Well, most people who don’t know any better will assume that the way modern cars crumple means they’re unsafe. They’re not distinguishing damage to the passenger cabin from damage to the front or wherever, or looking to see if the doors still open rather than whether the hood folded in half.

yeah, modern vehicles are designed to sacrifice themselves in order to protect the occupants.

edit: case in point, just watch this video:

see how those "tanks" buckle. pillars collapse, seats break free, and dashboards go flying around.

On home leave I had a rental Explorer… very nice to drive, and maybe a future consideration when it comes time to replace my (garaged) Expedition. After a mid-trip trip, Avis gave me an Edge the next time around. Although it’s unibody, it felt much, much more truck-like than the Explorer did (Edge was previous model, not current, though).

Sadly, no snow in Michigan in July, so no idea how well either of them would handle it.

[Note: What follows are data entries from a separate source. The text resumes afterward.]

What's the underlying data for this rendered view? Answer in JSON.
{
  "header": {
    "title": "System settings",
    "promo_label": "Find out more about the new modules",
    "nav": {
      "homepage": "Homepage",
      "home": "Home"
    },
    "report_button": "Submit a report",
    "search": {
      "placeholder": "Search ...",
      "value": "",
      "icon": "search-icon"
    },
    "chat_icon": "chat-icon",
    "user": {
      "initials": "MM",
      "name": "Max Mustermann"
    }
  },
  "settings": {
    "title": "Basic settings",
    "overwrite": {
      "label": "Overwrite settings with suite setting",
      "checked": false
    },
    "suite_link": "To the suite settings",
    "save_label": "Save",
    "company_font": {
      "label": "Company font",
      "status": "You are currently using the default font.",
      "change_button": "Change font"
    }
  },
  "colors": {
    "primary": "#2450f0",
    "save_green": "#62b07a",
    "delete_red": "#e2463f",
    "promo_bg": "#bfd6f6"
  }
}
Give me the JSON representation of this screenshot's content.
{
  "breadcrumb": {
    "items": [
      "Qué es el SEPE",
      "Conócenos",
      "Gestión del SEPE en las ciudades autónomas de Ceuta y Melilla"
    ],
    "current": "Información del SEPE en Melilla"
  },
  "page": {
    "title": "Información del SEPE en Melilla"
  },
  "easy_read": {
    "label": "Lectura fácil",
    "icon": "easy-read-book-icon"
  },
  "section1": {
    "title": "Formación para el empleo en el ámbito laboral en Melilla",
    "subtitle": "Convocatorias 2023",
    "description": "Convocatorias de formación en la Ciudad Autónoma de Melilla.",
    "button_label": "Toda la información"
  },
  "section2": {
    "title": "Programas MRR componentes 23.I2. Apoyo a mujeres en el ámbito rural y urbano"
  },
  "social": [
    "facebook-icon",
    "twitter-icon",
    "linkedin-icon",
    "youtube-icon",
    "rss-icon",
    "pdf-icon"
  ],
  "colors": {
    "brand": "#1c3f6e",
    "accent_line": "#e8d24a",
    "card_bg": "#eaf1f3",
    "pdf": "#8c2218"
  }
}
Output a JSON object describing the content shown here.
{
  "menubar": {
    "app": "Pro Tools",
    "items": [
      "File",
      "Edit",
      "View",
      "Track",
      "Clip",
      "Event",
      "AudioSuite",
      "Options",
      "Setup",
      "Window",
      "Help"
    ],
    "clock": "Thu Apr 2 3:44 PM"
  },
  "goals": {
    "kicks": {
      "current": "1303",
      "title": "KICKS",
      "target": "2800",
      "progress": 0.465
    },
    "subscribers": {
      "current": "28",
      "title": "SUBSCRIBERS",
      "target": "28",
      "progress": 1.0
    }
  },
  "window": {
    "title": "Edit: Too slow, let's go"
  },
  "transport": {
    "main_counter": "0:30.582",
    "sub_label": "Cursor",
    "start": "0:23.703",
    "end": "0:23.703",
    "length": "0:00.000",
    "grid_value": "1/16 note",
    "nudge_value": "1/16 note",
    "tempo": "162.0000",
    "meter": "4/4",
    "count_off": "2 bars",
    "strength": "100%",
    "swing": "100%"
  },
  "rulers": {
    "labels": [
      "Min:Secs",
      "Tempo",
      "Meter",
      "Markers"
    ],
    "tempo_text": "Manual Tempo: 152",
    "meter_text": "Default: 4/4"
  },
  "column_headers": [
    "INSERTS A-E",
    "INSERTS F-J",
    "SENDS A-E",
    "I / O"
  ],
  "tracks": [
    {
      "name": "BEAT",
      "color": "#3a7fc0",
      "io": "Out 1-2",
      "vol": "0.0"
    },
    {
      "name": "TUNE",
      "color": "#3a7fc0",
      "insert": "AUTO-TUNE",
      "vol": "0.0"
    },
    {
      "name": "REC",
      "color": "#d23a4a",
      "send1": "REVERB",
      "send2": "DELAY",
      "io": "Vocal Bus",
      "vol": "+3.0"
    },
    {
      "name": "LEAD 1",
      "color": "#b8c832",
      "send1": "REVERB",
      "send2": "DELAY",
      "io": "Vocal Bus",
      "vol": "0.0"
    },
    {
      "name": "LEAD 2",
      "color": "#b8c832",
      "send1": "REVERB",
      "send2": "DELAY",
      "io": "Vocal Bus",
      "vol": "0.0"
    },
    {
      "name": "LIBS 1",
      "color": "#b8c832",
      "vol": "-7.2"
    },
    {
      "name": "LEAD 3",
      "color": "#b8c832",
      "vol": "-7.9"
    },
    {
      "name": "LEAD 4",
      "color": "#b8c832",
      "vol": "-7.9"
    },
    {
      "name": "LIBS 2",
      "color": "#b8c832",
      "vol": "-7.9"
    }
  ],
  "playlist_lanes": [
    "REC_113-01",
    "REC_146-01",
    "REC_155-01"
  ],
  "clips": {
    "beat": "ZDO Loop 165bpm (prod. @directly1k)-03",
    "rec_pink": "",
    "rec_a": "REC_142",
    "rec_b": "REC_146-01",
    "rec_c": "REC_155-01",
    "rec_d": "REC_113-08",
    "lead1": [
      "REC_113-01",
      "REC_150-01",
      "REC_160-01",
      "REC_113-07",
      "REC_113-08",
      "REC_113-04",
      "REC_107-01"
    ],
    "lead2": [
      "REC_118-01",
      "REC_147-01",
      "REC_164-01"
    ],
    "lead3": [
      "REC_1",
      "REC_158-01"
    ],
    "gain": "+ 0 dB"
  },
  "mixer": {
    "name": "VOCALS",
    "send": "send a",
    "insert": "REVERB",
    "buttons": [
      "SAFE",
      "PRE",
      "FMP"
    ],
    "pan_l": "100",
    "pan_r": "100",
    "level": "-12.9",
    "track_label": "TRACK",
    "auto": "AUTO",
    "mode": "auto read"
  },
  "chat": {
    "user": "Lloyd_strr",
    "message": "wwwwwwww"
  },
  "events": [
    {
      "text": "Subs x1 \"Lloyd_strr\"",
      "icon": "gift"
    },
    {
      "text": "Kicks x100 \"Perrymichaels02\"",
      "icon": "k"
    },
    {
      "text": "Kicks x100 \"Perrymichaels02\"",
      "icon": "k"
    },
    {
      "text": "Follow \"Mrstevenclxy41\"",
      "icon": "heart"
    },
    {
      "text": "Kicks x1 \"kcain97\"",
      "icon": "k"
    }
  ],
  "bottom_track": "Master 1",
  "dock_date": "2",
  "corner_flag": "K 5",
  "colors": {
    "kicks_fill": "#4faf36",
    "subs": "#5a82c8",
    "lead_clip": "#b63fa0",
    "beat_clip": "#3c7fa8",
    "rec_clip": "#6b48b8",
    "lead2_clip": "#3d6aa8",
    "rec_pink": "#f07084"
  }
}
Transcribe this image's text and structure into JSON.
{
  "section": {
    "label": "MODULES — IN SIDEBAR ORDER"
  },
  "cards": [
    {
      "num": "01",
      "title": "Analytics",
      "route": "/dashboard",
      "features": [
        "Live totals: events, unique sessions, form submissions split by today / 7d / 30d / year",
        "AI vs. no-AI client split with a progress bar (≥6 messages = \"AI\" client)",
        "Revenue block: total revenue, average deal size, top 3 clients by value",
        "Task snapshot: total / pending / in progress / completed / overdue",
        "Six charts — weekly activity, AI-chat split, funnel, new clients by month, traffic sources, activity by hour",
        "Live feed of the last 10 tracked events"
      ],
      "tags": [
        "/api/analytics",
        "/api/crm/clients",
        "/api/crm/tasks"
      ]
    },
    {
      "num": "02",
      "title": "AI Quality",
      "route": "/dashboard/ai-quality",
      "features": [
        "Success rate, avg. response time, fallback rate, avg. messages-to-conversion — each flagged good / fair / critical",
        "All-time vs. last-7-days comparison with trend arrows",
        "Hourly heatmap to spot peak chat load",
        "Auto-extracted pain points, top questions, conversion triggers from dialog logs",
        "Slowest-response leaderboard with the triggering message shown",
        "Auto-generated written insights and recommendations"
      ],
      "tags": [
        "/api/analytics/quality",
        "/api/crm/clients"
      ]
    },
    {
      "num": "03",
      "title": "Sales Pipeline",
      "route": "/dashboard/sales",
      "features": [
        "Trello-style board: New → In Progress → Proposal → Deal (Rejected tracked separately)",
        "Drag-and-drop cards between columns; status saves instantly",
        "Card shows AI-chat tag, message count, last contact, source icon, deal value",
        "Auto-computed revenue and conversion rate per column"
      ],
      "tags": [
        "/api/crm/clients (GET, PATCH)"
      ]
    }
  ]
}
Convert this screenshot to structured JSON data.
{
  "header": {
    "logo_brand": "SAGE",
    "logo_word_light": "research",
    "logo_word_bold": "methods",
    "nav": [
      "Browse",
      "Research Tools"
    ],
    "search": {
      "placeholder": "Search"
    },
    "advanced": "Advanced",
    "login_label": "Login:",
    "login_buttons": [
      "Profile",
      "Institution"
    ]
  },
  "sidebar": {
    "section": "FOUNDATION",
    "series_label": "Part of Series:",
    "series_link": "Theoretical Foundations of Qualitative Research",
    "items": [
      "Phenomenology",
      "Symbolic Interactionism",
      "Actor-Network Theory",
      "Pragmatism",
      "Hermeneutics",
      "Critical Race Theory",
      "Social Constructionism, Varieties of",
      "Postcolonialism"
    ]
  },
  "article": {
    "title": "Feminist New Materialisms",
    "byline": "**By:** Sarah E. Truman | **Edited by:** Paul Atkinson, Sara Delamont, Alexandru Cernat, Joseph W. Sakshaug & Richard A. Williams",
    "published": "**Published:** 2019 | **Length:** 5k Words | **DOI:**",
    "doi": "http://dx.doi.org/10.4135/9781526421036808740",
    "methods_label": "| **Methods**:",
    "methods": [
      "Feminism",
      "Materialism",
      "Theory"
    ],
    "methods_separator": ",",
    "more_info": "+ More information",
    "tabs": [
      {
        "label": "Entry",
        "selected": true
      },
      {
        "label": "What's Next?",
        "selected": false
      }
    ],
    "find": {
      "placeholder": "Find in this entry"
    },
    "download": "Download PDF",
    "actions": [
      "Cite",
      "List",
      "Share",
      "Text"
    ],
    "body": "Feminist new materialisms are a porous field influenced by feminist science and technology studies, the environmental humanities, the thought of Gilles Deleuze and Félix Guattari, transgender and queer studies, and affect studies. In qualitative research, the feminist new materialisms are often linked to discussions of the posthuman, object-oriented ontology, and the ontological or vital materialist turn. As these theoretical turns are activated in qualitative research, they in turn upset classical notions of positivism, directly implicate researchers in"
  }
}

I’m probably just deluding myself but I honestly think there’s a market for a small, nimble vehicle with front wheel drive, uni-body construction and maybe a half sized pickup bed. Completely drop all 4WD/sport ute pretenses and concentrate on efficient, light urban hauling. I don’t need or want a full sized bed capable of hauling whole sheets of plywood. If the bed was big enough to fit a washing machine though then I’d buy it. I’ll come back for the dryer.

Probably just dreaming. I live in 'Merica. We want TRUCKS not toys or so they tell me.